Specializes in pedi, pedi psych,dd, school ,home health.

First, I would assess the time and frequency of the headaches . Is there a pattern? one specific class that is "provoking" them? is the student eating breakfast ? are there any other symptoms? are there issues at home that are upsetting to the child? has he /she had a vision check?

before i begin to look at the crying wolf theory i try to look at all of that. do you keep data on what time you see each kiddo? see if you can track a pattern; and then discuss with child and parent. have the child do a headache diary; and then discuss with mom and child. sometimes just the fact that you are recognizing the pattern will either make them feel better or actually bring out another issue. I try not to go to the cry wolf theory or the babying parent theory until i have exhausted all others. good luck!

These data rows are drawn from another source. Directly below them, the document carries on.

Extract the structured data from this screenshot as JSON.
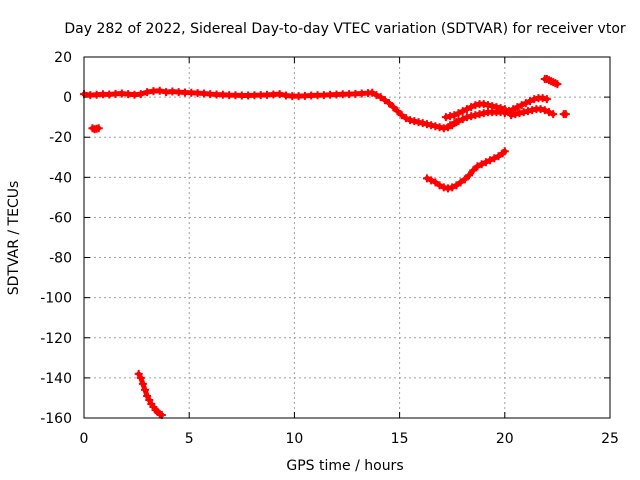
{
  "chart_data": {
    "type": "scatter",
    "title": "Day 282 of 2022, Sidereal Day-to-day VTEC variation (SDTVAR) for receiver vtor",
    "xlabel": "GPS time / hours",
    "ylabel": "SDTVAR / TECUs",
    "xlim": [
      0,
      25
    ],
    "ylim": [
      -160,
      20
    ],
    "xticks": [
      "0",
      "5",
      "10",
      "15",
      "20",
      "25"
    ],
    "yticks": [
      "20",
      "0",
      "-20",
      "-40",
      "-60",
      "-80",
      "-100",
      "-120",
      "-140",
      "-160"
    ],
    "grid": true,
    "marker": "plus",
    "series_color": "#ff0000",
    "series": [
      {
        "name": "main",
        "points": [
          [
            0.0,
            1.5
          ],
          [
            0.3,
            1.0
          ],
          [
            0.6,
            1.2
          ],
          [
            0.9,
            1.4
          ],
          [
            1.2,
            1.3
          ],
          [
            1.5,
            1.6
          ],
          [
            1.8,
            1.8
          ],
          [
            2.1,
            1.5
          ],
          [
            2.4,
            1.2
          ],
          [
            2.7,
            1.5
          ],
          [
            3.0,
            2.5
          ],
          [
            3.3,
            3.0
          ],
          [
            3.6,
            3.2
          ],
          [
            3.9,
            2.5
          ],
          [
            4.2,
            2.8
          ],
          [
            4.5,
            2.5
          ],
          [
            4.8,
            2.3
          ],
          [
            5.1,
            2.2
          ],
          [
            5.4,
            2.0
          ],
          [
            5.7,
            1.8
          ],
          [
            6.0,
            1.5
          ],
          [
            6.3,
            1.3
          ],
          [
            6.6,
            1.2
          ],
          [
            6.9,
            1.0
          ],
          [
            7.2,
            0.9
          ],
          [
            7.5,
            0.8
          ],
          [
            7.8,
            0.8
          ],
          [
            8.1,
            0.9
          ],
          [
            8.4,
            1.0
          ],
          [
            8.7,
            1.1
          ],
          [
            9.0,
            1.3
          ],
          [
            9.3,
            1.5
          ],
          [
            9.6,
            0.8
          ],
          [
            9.9,
            0.5
          ],
          [
            10.2,
            0.5
          ],
          [
            10.5,
            0.6
          ],
          [
            10.8,
            0.8
          ],
          [
            11.1,
            0.9
          ],
          [
            11.4,
            1.0
          ],
          [
            11.7,
            1.2
          ],
          [
            12.0,
            1.3
          ],
          [
            12.3,
            1.4
          ],
          [
            12.6,
            1.5
          ],
          [
            12.9,
            1.6
          ],
          [
            13.2,
            1.8
          ],
          [
            13.5,
            2.0
          ],
          [
            13.7,
            2.2
          ],
          [
            13.9,
            1.0
          ],
          [
            14.1,
            0.0
          ],
          [
            14.3,
            -1.5
          ],
          [
            14.5,
            -3.0
          ],
          [
            14.7,
            -5.0
          ],
          [
            14.9,
            -7.0
          ],
          [
            15.1,
            -9.0
          ],
          [
            15.3,
            -10.5
          ],
          [
            15.5,
            -11.5
          ],
          [
            15.7,
            -12.0
          ],
          [
            15.9,
            -12.5
          ],
          [
            16.1,
            -13.0
          ],
          [
            16.3,
            -13.5
          ],
          [
            16.5,
            -14.0
          ],
          [
            16.7,
            -14.5
          ],
          [
            16.9,
            -15.0
          ],
          [
            17.1,
            -15.5
          ],
          [
            17.3,
            -15.0
          ],
          [
            17.5,
            -14.0
          ],
          [
            17.7,
            -12.5
          ]
        ]
      },
      {
        "name": "early-dip",
        "points": [
          [
            0.4,
            -15.5
          ],
          [
            0.5,
            -16.0
          ],
          [
            0.6,
            -15.8
          ],
          [
            0.7,
            -15.5
          ]
        ]
      },
      {
        "name": "low-arc",
        "points": [
          [
            2.6,
            -138
          ],
          [
            2.7,
            -140
          ],
          [
            2.8,
            -143
          ],
          [
            2.9,
            -146
          ],
          [
            3.0,
            -149
          ],
          [
            3.1,
            -151
          ],
          [
            3.2,
            -153
          ],
          [
            3.3,
            -154.5
          ],
          [
            3.4,
            -156
          ],
          [
            3.5,
            -157
          ],
          [
            3.6,
            -158
          ],
          [
            3.7,
            -158.5
          ]
        ]
      },
      {
        "name": "late-1",
        "points": [
          [
            17.2,
            -10.0
          ],
          [
            17.4,
            -9.5
          ],
          [
            17.6,
            -9.0
          ],
          [
            17.8,
            -8.0
          ],
          [
            18.0,
            -7.0
          ],
          [
            18.2,
            -6.0
          ],
          [
            18.4,
            -5.0
          ],
          [
            18.6,
            -4.0
          ],
          [
            18.8,
            -3.5
          ],
          [
            19.0,
            -3.5
          ],
          [
            19.2,
            -4.0
          ],
          [
            19.4,
            -4.5
          ],
          [
            19.6,
            -5.0
          ],
          [
            19.8,
            -5.5
          ],
          [
            20.0,
            -6.0
          ]
        ]
      },
      {
        "name": "late-2",
        "points": [
          [
            17.4,
            -14.0
          ],
          [
            17.6,
            -13.0
          ],
          [
            17.8,
            -12.0
          ],
          [
            18.0,
            -11.0
          ],
          [
            18.2,
            -10.0
          ],
          [
            18.4,
            -9.5
          ],
          [
            18.6,
            -9.0
          ],
          [
            18.8,
            -8.5
          ],
          [
            19.0,
            -8.0
          ],
          [
            19.2,
            -7.5
          ],
          [
            19.4,
            -7.5
          ],
          [
            19.6,
            -7.5
          ],
          [
            19.8,
            -7.5
          ],
          [
            20.0,
            -7.0
          ]
        ]
      },
      {
        "name": "late-3",
        "points": [
          [
            16.3,
            -40.5
          ],
          [
            16.5,
            -41.5
          ],
          [
            16.7,
            -42.5
          ],
          [
            16.9,
            -44.0
          ],
          [
            17.1,
            -45.0
          ],
          [
            17.3,
            -45.5
          ],
          [
            17.5,
            -45.0
          ],
          [
            17.7,
            -44.0
          ],
          [
            17.9,
            -42.5
          ],
          [
            18.1,
            -41.0
          ],
          [
            18.3,
            -39.0
          ],
          [
            18.5,
            -36.5
          ],
          [
            18.7,
            -34.5
          ],
          [
            18.9,
            -33.5
          ],
          [
            19.1,
            -32.5
          ],
          [
            19.3,
            -31.5
          ],
          [
            19.5,
            -30.5
          ],
          [
            19.7,
            -29.5
          ],
          [
            19.9,
            -28.0
          ],
          [
            20.0,
            -27.0
          ]
        ]
      },
      {
        "name": "late-4",
        "points": [
          [
            20.0,
            -8.0
          ],
          [
            20.2,
            -7.0
          ],
          [
            20.4,
            -6.0
          ],
          [
            20.6,
            -5.0
          ],
          [
            20.8,
            -4.0
          ],
          [
            21.0,
            -3.0
          ],
          [
            21.2,
            -2.0
          ],
          [
            21.4,
            -1.0
          ],
          [
            21.6,
            -0.5
          ],
          [
            21.8,
            -0.5
          ],
          [
            22.0,
            -1.0
          ]
        ]
      },
      {
        "name": "late-5",
        "points": [
          [
            20.3,
            -9.0
          ],
          [
            20.5,
            -8.5
          ],
          [
            20.7,
            -8.0
          ],
          [
            20.9,
            -7.5
          ],
          [
            21.1,
            -7.0
          ],
          [
            21.3,
            -6.5
          ],
          [
            21.5,
            -6.0
          ],
          [
            21.7,
            -6.0
          ],
          [
            21.9,
            -6.5
          ],
          [
            22.1,
            -7.5
          ],
          [
            22.3,
            -8.5
          ]
        ]
      },
      {
        "name": "late-6",
        "points": [
          [
            21.9,
            9.0
          ],
          [
            22.0,
            9.0
          ],
          [
            22.1,
            8.5
          ],
          [
            22.2,
            8.0
          ],
          [
            22.3,
            7.5
          ],
          [
            22.4,
            7.0
          ],
          [
            22.5,
            6.5
          ]
        ]
      },
      {
        "name": "late-7",
        "points": [
          [
            22.8,
            -8.5
          ],
          [
            22.9,
            -8.5
          ]
        ]
      }
    ]
  }
}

Specializes in OB/peds (after gen surgery for 3 yrs).

One thing to add, I don't know if this works in other communities, but we have a form where we write our assessment out FOR THE DOCTOR TO SEE. We don't have to know which doc the family is seeing, but we ask for a return note (on the the bottom of our assessment form) from the doc, with "any recommendations for school" written on it. In this HIPAA age, we aren't getting much back from docs, but at least we feel like the doctor is seeing an RN's assessment and not going with only the subjective "but it hurts at school". It can make a lot of difference if the medical people can actually communicate and we leave it in the hands of the parent to bring the note to the doc and back to us. If we don't get it back we can't exclude the child, of course, but we can ask the parent in a way of "we just want to do what is best for your child and would like a little guidance from his doctor." That usually makes sense to mom/dad. Good luck!